Her çocuğun iç dünyası; yaşına, karakterine ve duygusal hassasiyetlerine göre farklılık gösterebilir. Dolayısıyla ebeveynler, dijital ortamlarla temas eden çocuklara yönelik yaklaşımlarında, bu farkları göz önünde bulundurmalıdır. Örneğin; ekran süresi kısıtlaması, akıllı telefona erişmesi vb. çocuğun özelliklerine göre değişkenlik gösterebilir. Fransa’ da nörolog ve psikiyatristlerden oluşan bir komisyon tarafından bilimsel literatürlerin incelenmesiyle çocuklarımız için ekranların doğru kullanımı konusunda önerilerden oluşan bir rapor hazırlanmıştır. Bu rapora göre; çocukların akıllı telefon kullanması için en uygun dönemin 13 yaş ve sonrası olduğu belirtilmiştir. ( Enfants et écrans À la recherchedu temps perdu, Nisan 2024) Ancak yaş tek başına yeterli bir ölçüt olmayabilir; çocuğun olgunluğu ve sorumluluk düzeyi de belirleyici bir etken olarak değerlendirilebilir. (Child Mind Institute (ABD). Aileler bunları dikkate alarak, kendi değerlerine göre bu süreci yönetebilir. Bu süreçte çocuğun duygusal ihtiyaçlarını gidermek ve onunla destekleyici bir bağ kurabilmek büyük önem taşıyor.

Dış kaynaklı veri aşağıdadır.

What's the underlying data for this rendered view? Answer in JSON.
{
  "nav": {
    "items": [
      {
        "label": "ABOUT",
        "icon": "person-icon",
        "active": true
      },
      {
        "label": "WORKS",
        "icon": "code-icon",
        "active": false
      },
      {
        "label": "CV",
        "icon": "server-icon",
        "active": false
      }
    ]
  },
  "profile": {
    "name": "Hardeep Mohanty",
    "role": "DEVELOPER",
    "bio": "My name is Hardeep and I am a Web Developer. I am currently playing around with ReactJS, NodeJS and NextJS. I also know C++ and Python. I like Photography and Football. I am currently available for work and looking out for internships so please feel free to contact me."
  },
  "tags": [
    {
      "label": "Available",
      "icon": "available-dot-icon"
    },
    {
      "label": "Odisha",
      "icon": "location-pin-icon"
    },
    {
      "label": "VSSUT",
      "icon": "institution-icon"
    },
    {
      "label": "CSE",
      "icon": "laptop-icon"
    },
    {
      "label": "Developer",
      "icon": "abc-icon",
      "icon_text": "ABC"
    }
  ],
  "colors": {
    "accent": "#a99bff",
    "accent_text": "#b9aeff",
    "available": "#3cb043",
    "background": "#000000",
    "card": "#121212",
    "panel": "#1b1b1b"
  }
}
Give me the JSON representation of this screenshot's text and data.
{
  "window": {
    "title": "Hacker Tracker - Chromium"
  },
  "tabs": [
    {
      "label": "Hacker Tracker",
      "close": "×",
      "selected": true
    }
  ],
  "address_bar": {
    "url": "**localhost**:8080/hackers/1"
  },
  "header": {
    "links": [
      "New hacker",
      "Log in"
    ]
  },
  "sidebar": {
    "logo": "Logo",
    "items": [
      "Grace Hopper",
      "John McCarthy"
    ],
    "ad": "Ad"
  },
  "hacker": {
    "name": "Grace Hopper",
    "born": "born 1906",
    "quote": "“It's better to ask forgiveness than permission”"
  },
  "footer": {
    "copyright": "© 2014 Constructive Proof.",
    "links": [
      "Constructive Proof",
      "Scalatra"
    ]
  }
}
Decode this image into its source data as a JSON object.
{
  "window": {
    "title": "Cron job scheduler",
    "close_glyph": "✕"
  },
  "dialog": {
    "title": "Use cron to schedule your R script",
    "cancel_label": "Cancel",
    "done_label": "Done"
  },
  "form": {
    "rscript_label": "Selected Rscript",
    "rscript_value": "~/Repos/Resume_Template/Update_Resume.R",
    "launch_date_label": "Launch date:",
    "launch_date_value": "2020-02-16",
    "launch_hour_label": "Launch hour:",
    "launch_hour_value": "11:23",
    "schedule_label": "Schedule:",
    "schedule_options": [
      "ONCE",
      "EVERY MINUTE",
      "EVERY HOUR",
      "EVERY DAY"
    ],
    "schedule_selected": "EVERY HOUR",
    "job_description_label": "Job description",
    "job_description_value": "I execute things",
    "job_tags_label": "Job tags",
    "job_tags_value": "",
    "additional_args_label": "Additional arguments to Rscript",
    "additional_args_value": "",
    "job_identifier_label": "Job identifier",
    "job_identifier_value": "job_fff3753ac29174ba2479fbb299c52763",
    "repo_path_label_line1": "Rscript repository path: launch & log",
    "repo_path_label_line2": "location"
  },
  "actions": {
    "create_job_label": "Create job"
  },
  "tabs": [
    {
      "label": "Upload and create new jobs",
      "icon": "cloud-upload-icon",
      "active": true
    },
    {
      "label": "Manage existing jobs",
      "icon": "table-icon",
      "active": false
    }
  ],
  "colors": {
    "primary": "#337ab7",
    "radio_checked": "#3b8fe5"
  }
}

Ebeveynler, çocuğu dinlerken eleştirmekten kaçınmalı ve onun ne hissettiğini anlamaya çalışmalıdır. Konuşurken beden dilini kullanmak da bu aşamada çok önemlidir. Örneğin; göz kontağı kurmak, çocuğun boy seviyesine inmek, gerekirse temas etmek; elini tutmak, sarılmak iletişimi güçlendirebilir. Uzmanlara göre; olaylara çocuğun gözünden bakmaya çalışarak onunla empati kurulmalı. Çocuğa açık uçlu sorular sorarak iletişim daha derin hale getirilmeli.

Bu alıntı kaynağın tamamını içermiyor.